Here’s the good news. The first sentence of the Preface states, “This may well be my final book!”

Bishop Spong, from Wikimedia Commons
In The Real Jesus, Luke Timothy Johnson referred to Spong’s “narcissistic self-referentiality” (p. 33) and the “grandiosity” of some of his remarks (p. 35), and also questioned the quality of his scholarship. If Spong read Johnson’s critique, he didn’t take it to heart, because he gets rolling with both half-baked textual interpretation and breathtaking hubris before he even makes it out of the Preface.

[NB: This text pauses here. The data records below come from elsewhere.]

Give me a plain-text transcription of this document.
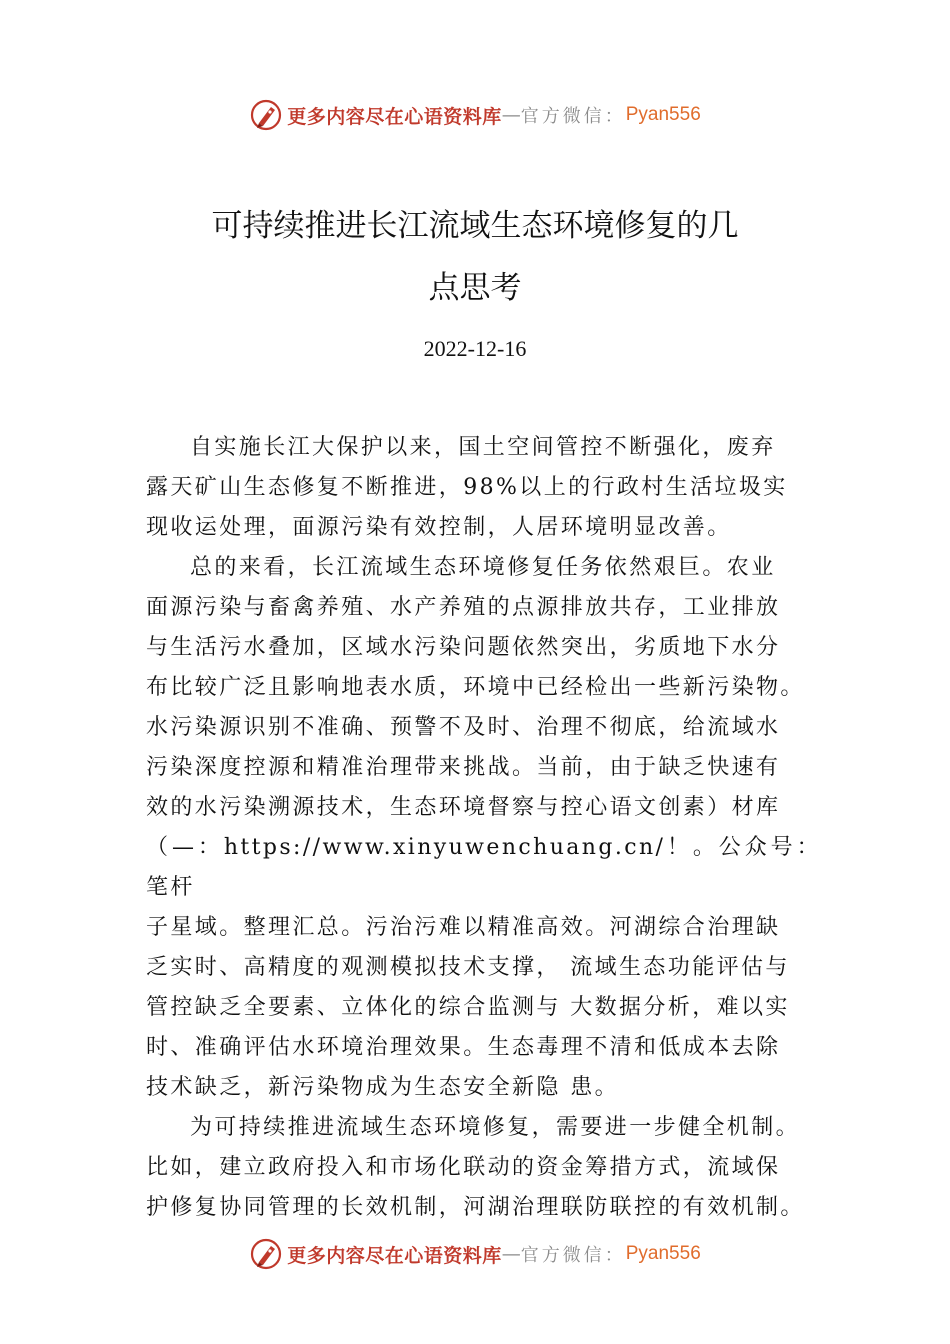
更多内容尽在心语资料库 — 官方微信： Pyan556
可持续推进长江流域生态环境修复的几
点思考
2022-12-16

自实施长江大保护以来，国土空间管控不断强化，废弃
露天矿山生态修复不断推进，98%以上的行政村生活垃圾实
现收运处理，面源污染有效控制，人居环境明显改善。

总的来看，长江流域生态环境修复任务依然艰巨。农业
面源污染与畜禽养殖、水产养殖的点源排放共存，工业排放
与生活污水叠加，区域水污染问题依然突出，劣质地下水分
布比较广泛且影响地表水质，环境中已经检出一些新污染物。
水污染源识别不准确、预警不及时、治理不彻底，给流域水
污染深度控源和精准治理带来挑战。当前，由于缺乏快速有
效的水污染溯源技术，生态环境督察与控心语文创素）材库
（—：https://www.xinyuwenchuang.cn/！。公众号：笔杆
子星域。整理汇总。污治污难以精准高效。河湖综合治理缺
乏实时、高精度的观测模拟技术支撑， 流域生态功能评估与
管控缺乏全要素、立体化的综合监测与 大数据分析，难以实
时、准确评估水环境治理效果。生态毒理不清和低成本去除
技术缺乏，新污染物成为生态安全新隐 患。

为可持续推进流域生态环境修复，需要进一步健全机制。
比如，建立政府投入和市场化联动的资金筹措方式，流域保
护修复协同管理的长效机制，河湖治理联防联控的有效机制。

更多内容尽在心语资料库 — 官方微信： Pyan556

For example, touting his new conviction that the Gospel of John was in reality “written on the basis of an early Jewish three-year lectionary” (p. x), he proclaims that this insight fundamentally alters the basis of Christology. Unfortunately, he admits, he lacks the background to pursue this kind of work systematically—but he then proceeds to draw dramatic conclusions from his theory anyway. “To walk through this door would also mean that people would be led to see Jesus’ essential identification with God not in incarnational terms, but as a new level of human consciousness,” he says. “That constitutes not just an appropriate and new direction, but a flashing, even blindingly bright, new understanding” (p. xi). Quite a promise for someone who’s just stated that he wished he actually was a Johannine scholar. His impulsive willingness to seize hold of any theory, no matter how flimsy, and use it as the basis for an entire theological system to overturn traditional Christian thought is pretty remarkable.

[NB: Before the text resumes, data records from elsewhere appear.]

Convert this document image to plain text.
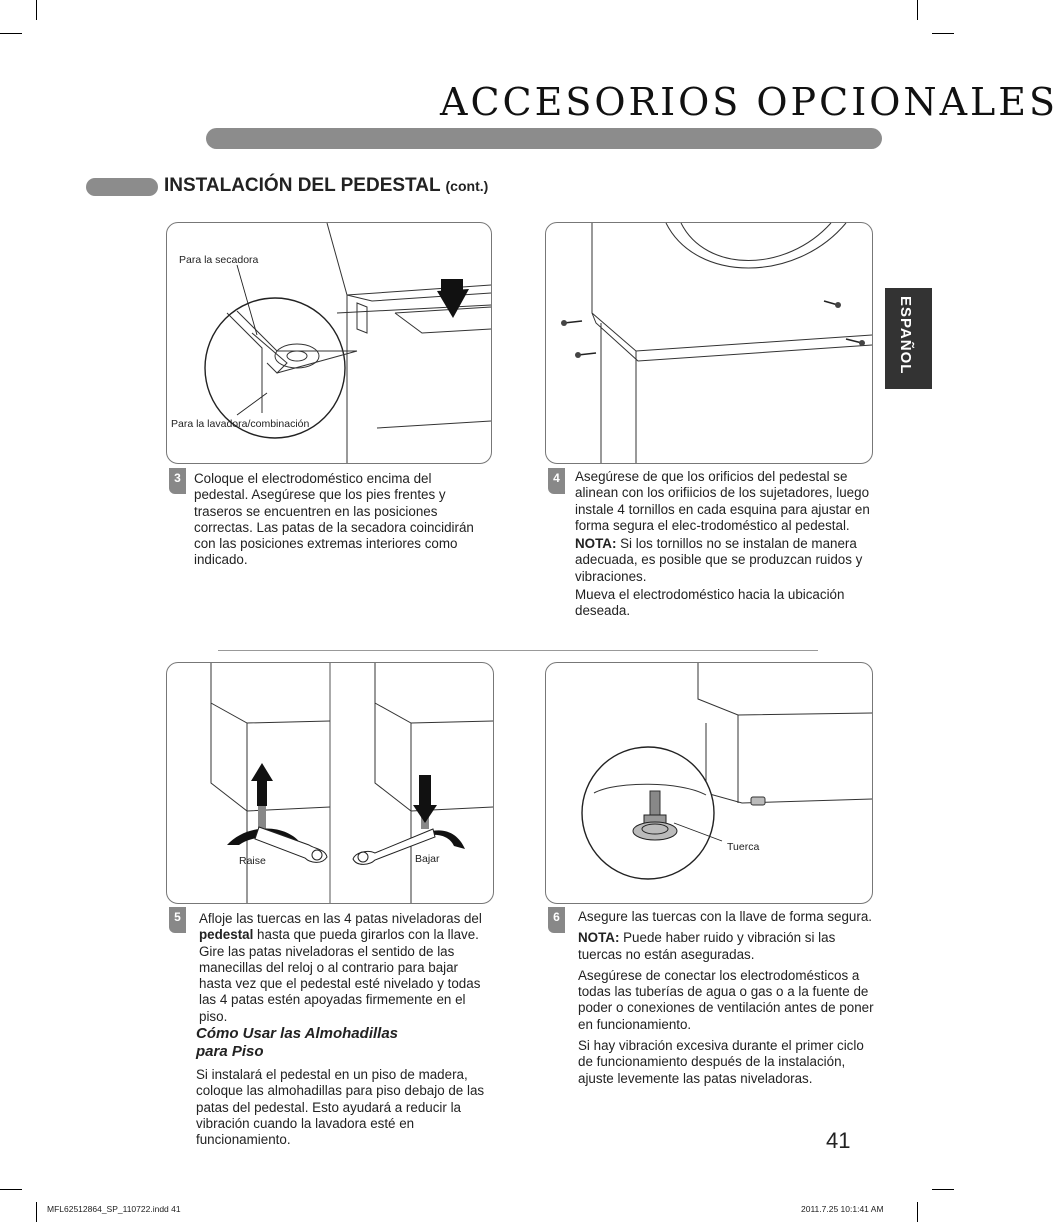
ACCESORIOS OPCIONALES
INSTALACIÓN DEL PEDESTAL (cont.)
ESPAÑOL
Para la secadora
Para la lavadora/combinación
3 Coloque el electrodoméstico encima del pedestal. Asegúrese que los pies frentes y traseros se encuentren en las posiciones correctas. Las patas de la secadora coincidirán con las posiciones extremas interiores como indicado.
4	Asegúrese de que los orificios del pedestal se alinean con los orifiicios de los sujetadores, luego instale 4 tornillos en cada esquina para ajustar en forma segura el elec-trodoméstico al pedestal.

NOTA: Si los tornillos no se instalan de manera adecuada, es posible que se produzcan ruidos y vibraciones.

Mueva el electrodoméstico hacia la ubicación deseada.

Raise	Bajar
5	Afloje las tuercas en las 4 patas niveladoras del pedestal hasta que pueda girarlos con la llave. Gire las patas niveladoras el sentido de las manecillas del reloj o al contrario para bajar hasta vez que el pedestal esté nivelado y todas las 4 patas estén apoyadas firmemente en el piso.

Cómo Usar las Almohadillas
para Piso
Si instalará el pedestal en un piso de madera, coloque las almohadillas para piso debajo de las patas del pedestal. Esto ayudará a reducir la vibración cuando la lavadora esté en funcionamiento.
Tuerca
6	Asegure las tuercas con la llave de forma segura.

NOTA: Puede haber ruido y vibración si las tuercas no están aseguradas.

Asegúrese de conectar los electrodomésticos a todas las tuberías de agua o gas o a la fuente de poder o conexiones de ventilación antes de poner en funcionamiento.

Si hay vibración excesiva durante el primer ciclo de funcionamiento después de la instalación, ajuste levemente las patas niveladoras.

41
MFL62512864_SP_110722.indd 41	2011.7.25 10:1:41 AM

On the very next page, following an extended and rather unseemly speculation on the way he’ll be remembered, Spong informs us, “Every person must live within the boundaries of his or her own time in history. I have built bridges from my Christian past into a new Christian future. I am pleased that in this book I believe I have come to the place where I can actually see into another realm, and just seeing it is quite enough for me” (p. xii). Whatever virtues Spong wants to cultivate in the “new Christian future” he’s bringing about, humility doesn’t seem to be one of them.
I hope he remains satisfied with what he’s done already. The last thing we need is another revelation from a church official who can’t even stomach the basic doctrines of historic Christianity.